Even though their fiscal impacts are swamped by the repayment pause, other student loan policy actions have also produced dramatic losses of federal revenue. Many of the dollars forfeited through these programs were dollars well spent—borrowers shouldn’t spend a lifetime saddled with truly unaffordable debt — but others were of questionable social value, like the spending through the PSLF waiver that went to relief for high-earning borrowers.
Spending, or similarly forgone revenue, is justified when it goes toward aiding the economically vulnerable or toward shoring up our system of higher education to be a pathway for social mobility. But many of the dollars spent through recent efforts fall clearly short of that mark.
Take President Biden’s changes to the Public Service Loan Forgiveness Program, known at the PSLF Waiver. It lifted some income requirements for borrowers trying to qualify for loan forgiveness, allowing many high earning borrowers to have their loans forgiven.

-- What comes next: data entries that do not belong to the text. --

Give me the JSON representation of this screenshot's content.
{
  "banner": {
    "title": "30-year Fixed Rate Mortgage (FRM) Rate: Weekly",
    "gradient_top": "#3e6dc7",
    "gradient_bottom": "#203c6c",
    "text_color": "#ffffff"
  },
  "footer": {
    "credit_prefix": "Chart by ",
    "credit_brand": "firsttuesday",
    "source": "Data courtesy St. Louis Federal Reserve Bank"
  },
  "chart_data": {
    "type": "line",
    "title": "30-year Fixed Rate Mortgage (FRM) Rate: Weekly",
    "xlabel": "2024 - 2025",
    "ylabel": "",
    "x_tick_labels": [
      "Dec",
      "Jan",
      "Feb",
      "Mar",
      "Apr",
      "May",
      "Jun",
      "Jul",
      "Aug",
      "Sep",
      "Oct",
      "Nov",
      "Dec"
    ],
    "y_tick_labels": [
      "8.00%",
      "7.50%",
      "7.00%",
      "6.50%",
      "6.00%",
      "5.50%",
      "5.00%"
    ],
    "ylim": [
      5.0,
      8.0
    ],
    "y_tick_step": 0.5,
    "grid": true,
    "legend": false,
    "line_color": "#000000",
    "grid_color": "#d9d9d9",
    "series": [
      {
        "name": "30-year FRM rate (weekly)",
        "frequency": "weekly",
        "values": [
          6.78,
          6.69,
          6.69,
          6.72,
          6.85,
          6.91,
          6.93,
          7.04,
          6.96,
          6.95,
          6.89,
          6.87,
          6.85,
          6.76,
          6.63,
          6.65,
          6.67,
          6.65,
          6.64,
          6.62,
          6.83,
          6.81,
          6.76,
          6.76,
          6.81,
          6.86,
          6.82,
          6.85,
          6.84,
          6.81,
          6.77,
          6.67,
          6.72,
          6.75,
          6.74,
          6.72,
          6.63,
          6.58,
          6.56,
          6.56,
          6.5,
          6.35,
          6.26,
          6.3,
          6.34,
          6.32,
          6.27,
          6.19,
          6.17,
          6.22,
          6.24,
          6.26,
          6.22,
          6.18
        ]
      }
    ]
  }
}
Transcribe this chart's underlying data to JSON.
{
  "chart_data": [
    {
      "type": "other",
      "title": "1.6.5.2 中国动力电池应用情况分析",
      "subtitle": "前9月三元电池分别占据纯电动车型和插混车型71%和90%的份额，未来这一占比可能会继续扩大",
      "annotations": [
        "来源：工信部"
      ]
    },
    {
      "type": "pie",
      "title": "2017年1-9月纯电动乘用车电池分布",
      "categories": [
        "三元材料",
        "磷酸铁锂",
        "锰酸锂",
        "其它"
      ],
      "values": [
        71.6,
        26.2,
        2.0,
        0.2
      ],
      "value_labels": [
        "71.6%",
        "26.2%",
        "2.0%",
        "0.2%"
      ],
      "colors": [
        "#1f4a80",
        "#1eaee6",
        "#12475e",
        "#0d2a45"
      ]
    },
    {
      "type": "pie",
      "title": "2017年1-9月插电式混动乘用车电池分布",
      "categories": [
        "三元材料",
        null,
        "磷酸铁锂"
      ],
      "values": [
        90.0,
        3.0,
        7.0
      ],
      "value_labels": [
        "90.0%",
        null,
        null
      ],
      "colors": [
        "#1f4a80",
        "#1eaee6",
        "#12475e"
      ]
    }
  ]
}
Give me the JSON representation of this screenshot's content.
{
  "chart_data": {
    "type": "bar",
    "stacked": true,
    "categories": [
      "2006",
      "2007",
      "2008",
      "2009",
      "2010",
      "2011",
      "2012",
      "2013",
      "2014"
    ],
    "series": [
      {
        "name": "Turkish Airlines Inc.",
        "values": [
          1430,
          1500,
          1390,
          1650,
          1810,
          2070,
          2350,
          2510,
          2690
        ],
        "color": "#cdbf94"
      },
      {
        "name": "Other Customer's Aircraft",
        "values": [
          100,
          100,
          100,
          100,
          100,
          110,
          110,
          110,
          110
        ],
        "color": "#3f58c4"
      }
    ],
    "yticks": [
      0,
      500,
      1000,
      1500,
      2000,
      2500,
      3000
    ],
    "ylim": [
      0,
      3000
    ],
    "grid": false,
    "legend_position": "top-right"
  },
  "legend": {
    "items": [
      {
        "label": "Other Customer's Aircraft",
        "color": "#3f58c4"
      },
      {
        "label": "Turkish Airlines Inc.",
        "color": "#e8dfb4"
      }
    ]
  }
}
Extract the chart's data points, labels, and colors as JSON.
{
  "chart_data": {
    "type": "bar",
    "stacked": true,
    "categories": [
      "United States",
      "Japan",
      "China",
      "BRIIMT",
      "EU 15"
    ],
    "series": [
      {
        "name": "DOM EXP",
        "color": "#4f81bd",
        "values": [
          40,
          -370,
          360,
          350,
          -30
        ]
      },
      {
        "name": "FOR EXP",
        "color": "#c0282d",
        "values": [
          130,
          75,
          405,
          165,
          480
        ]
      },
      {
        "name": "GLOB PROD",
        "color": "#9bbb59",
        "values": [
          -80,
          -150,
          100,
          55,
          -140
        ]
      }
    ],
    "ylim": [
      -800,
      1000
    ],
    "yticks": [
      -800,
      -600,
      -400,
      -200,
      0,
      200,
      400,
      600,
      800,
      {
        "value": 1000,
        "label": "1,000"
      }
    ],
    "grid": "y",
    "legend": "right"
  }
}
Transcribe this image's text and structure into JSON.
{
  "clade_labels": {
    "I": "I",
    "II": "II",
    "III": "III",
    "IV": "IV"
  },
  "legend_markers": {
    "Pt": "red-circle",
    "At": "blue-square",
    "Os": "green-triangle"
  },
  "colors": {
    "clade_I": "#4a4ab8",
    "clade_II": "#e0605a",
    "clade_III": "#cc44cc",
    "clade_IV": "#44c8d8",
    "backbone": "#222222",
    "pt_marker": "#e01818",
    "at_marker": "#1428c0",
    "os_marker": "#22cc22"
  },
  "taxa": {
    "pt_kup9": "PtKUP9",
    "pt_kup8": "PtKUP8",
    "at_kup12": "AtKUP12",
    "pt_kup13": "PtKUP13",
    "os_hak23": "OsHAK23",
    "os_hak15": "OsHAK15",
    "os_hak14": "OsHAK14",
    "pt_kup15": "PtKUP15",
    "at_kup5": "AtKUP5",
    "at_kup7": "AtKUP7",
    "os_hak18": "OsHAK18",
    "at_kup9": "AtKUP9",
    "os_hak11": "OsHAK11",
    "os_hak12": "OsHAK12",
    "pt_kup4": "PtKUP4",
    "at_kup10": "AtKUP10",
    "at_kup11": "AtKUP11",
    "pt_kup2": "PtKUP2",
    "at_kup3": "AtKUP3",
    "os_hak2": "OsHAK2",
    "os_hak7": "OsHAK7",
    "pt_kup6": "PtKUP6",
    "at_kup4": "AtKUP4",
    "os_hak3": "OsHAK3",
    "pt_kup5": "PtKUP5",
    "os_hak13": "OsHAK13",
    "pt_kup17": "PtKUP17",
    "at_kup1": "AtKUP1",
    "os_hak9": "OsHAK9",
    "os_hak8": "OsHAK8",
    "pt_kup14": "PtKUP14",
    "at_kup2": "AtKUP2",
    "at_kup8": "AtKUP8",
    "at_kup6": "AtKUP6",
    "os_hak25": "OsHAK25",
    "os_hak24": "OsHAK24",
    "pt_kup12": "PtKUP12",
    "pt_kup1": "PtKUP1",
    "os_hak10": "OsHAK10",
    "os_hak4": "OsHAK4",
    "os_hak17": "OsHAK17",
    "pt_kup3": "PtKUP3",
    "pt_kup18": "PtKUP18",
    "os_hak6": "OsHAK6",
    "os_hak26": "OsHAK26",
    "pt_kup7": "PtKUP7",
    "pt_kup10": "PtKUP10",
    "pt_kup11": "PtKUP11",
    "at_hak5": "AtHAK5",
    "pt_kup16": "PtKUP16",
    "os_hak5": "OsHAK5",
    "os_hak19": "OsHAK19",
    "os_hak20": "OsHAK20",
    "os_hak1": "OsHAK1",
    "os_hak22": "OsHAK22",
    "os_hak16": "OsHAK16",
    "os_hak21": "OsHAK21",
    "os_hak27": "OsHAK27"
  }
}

Earnings alone don’t tell us everything about an individual’s financial circumstances, but in broad stokes, huge spending programs that deliver large sums of aid to high earners are falling short of the mark.
The White House would argue the lack of targeting in their efforts to aid student borrower ensures truly needy borrowers don’t fall through the cracks. That’s a common argument for poorly targeted or universal programs, but it fails to provide a legitimate defense of the actions taken by the current administration. One only needs to look as far as the President’s capstone effort to cancel up to $20,000 in student debt (including for all borrowers earning up to the 90th percentile of the income distribution) to see what has motivated their earlier efforts; a desire to wipe our student debt with little regard to whether the loans were truly an economic burden.
Student loans have grown from a niche policy issue to fodder for the front page of newspapers and stump speeches. The accompanying attention to the issue of higher education is a good thing for our nation, which relies on education to provide equitable opportunity to all Americans. But the notoriety of the issue also means that the multitude of policy levers in this arena are being pulled to compete politically. The new data offered by the AEI student loan forgiveness tracker offers an important tool for supporting all of us, wonks and voters alike, in remembering that playing politics with student loans comes with huge fiscal consequences.